If history has taught Tennessee fans anything it's that you can't ever completely count out Phillip Fulmer. Except for 2005, he's been able to right the ship and put it back on course. Also his contract extension provides Fulmer some cover and his tenure gives him leverage. His achievements have earned him the respect of most Volunteer fans.
With that said the level of general dissatisfaction appears deep. Saturday's mass exodus from the house that Bob built in the second half offered silent testimony of their discontent.
There were others who chose a not so silent means of expressing their dissatisfaction, which is their prerogative in a free society. There will be no lectures from on high for those who choose to boo.

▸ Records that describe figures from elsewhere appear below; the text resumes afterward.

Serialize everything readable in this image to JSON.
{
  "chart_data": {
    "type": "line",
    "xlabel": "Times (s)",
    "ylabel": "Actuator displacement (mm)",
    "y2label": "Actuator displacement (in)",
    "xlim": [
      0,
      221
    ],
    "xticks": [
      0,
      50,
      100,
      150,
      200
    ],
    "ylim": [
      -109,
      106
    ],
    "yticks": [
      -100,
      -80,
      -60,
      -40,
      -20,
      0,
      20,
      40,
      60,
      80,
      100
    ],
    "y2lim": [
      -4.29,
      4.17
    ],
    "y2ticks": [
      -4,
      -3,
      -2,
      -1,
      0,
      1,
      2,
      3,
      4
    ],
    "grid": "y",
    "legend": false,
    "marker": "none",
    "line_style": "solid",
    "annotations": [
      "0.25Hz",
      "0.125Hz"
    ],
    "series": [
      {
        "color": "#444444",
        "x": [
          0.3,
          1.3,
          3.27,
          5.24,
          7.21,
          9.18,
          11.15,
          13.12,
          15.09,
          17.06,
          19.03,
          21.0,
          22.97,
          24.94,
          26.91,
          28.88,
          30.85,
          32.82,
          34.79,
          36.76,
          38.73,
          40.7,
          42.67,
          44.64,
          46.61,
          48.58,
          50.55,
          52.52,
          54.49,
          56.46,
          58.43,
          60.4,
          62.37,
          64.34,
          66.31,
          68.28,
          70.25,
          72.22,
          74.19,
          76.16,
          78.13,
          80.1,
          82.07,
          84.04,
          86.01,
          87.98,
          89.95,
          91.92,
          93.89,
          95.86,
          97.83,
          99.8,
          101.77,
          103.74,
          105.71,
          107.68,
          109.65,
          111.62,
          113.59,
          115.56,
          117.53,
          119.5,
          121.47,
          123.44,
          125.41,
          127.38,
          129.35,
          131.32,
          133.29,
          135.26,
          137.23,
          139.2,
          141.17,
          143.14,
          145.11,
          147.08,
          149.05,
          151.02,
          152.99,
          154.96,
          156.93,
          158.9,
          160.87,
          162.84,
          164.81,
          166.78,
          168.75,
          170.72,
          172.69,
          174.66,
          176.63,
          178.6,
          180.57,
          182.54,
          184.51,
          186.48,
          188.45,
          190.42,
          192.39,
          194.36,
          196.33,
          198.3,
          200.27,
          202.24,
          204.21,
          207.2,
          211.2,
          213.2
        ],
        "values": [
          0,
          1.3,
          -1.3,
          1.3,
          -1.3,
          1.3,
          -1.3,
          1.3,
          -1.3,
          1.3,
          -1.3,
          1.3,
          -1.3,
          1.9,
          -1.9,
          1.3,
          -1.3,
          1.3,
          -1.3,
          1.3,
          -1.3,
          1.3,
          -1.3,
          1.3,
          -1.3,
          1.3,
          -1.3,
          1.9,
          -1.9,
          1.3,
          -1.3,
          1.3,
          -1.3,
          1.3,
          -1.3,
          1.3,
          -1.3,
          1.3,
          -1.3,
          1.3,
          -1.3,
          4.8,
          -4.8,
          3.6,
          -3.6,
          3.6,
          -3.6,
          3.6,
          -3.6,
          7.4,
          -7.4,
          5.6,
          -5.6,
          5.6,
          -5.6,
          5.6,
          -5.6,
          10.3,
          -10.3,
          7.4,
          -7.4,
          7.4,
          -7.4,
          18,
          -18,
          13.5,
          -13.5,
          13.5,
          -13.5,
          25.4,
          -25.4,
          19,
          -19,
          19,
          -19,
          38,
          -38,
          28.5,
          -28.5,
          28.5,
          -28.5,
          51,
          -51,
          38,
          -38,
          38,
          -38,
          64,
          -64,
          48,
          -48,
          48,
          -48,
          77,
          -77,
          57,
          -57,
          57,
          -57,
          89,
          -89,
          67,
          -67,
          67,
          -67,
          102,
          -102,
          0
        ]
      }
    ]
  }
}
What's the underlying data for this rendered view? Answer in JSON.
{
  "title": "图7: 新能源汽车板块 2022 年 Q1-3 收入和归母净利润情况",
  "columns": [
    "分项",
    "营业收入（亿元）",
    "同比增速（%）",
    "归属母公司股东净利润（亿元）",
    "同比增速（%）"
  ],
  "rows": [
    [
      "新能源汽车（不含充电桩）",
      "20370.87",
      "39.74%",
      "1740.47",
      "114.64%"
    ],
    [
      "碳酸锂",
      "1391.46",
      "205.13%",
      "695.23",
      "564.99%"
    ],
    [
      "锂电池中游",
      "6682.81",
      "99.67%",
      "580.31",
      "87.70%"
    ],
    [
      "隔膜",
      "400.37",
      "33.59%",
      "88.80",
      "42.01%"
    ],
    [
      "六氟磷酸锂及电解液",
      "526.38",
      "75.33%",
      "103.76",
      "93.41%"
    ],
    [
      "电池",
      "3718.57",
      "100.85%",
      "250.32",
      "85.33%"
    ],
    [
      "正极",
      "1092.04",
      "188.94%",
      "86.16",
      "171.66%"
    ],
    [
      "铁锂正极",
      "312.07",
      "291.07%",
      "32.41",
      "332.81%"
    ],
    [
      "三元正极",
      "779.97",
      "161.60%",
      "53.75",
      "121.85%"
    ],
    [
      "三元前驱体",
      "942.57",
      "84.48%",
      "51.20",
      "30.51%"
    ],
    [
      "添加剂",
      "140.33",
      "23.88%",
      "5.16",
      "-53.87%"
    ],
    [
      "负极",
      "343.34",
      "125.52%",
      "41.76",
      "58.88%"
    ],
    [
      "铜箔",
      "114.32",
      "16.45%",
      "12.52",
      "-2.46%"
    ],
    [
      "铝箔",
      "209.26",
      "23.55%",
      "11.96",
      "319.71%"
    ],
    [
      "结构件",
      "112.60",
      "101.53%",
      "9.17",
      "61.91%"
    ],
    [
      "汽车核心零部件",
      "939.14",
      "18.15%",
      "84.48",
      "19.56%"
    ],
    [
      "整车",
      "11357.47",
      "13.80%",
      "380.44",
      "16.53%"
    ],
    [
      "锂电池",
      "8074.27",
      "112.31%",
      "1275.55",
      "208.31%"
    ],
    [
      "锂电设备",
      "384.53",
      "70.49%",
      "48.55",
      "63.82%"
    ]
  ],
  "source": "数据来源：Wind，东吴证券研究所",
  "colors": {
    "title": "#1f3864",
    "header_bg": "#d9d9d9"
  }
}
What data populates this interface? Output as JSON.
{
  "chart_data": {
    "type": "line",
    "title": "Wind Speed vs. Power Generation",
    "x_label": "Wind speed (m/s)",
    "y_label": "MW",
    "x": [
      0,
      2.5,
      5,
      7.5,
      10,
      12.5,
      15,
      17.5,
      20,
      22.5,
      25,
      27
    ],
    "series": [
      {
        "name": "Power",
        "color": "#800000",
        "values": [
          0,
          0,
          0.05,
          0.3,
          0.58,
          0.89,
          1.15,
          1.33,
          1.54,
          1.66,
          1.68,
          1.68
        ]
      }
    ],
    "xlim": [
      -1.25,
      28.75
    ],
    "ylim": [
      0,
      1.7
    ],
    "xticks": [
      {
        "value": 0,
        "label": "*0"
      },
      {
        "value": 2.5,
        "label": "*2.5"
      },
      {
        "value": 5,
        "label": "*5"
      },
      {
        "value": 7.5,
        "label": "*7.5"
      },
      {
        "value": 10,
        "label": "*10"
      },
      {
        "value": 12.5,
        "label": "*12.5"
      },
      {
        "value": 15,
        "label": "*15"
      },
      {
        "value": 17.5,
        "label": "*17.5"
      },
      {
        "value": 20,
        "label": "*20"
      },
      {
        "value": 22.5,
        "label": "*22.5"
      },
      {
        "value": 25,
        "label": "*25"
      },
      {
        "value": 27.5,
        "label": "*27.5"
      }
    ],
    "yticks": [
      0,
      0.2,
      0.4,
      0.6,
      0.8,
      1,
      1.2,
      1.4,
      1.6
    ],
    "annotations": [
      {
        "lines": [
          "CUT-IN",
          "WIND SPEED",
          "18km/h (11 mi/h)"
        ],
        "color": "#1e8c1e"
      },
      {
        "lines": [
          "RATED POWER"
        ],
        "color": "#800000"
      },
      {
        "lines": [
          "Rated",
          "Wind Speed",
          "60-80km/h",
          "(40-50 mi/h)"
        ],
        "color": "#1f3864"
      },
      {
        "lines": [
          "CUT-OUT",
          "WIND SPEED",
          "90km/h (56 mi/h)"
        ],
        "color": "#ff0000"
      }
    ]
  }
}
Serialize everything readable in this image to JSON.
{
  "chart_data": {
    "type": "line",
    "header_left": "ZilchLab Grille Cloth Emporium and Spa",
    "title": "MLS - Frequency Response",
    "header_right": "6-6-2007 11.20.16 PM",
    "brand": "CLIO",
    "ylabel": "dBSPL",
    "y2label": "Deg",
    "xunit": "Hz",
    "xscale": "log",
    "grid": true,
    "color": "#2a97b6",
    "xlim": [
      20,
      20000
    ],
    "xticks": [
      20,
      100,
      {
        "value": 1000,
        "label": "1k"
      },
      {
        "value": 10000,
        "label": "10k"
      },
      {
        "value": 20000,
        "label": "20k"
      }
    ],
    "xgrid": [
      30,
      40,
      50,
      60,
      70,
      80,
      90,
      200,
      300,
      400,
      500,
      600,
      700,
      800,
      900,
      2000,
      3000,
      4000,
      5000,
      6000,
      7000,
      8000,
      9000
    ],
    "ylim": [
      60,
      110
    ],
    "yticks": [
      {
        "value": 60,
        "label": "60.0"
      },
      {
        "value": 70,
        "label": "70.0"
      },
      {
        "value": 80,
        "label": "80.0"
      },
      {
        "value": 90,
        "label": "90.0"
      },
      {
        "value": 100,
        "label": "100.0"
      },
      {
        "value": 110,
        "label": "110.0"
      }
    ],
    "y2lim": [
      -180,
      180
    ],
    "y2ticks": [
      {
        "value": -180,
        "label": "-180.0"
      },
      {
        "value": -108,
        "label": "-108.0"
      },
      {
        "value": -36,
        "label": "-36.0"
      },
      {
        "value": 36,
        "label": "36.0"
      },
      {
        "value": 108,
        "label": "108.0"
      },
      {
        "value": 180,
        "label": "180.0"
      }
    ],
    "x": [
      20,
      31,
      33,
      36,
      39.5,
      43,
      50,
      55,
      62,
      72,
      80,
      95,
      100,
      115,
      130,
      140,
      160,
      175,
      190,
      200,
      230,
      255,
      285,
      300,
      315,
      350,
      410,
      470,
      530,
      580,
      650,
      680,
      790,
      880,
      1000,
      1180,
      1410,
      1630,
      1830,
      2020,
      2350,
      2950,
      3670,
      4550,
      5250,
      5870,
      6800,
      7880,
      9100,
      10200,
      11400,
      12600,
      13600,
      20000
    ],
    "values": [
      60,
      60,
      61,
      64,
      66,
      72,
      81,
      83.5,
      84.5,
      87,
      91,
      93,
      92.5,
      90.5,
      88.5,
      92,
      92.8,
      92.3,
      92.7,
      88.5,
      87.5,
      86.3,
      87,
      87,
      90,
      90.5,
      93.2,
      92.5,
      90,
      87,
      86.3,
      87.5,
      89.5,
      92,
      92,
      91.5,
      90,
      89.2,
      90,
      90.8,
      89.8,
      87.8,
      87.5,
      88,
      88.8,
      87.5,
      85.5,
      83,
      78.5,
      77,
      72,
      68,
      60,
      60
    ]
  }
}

However if you do choose to boo there are a few things to remember.
First it's an indiscriminate act: you may be booing a coach, play selection or the price of hot dogs but everybody on the field can hear it and feel it.
Opposing fans also hear it and are free to join in which amplifies the insult compounds the effect.
Moreover prospects hear it as do their parents, and that's a frightening lions-and-Christians scenario right out of ancient Rome to many parents giving their sons over to a school for four or five years.
When you get right down to it booing is a dumb way to make someone smart.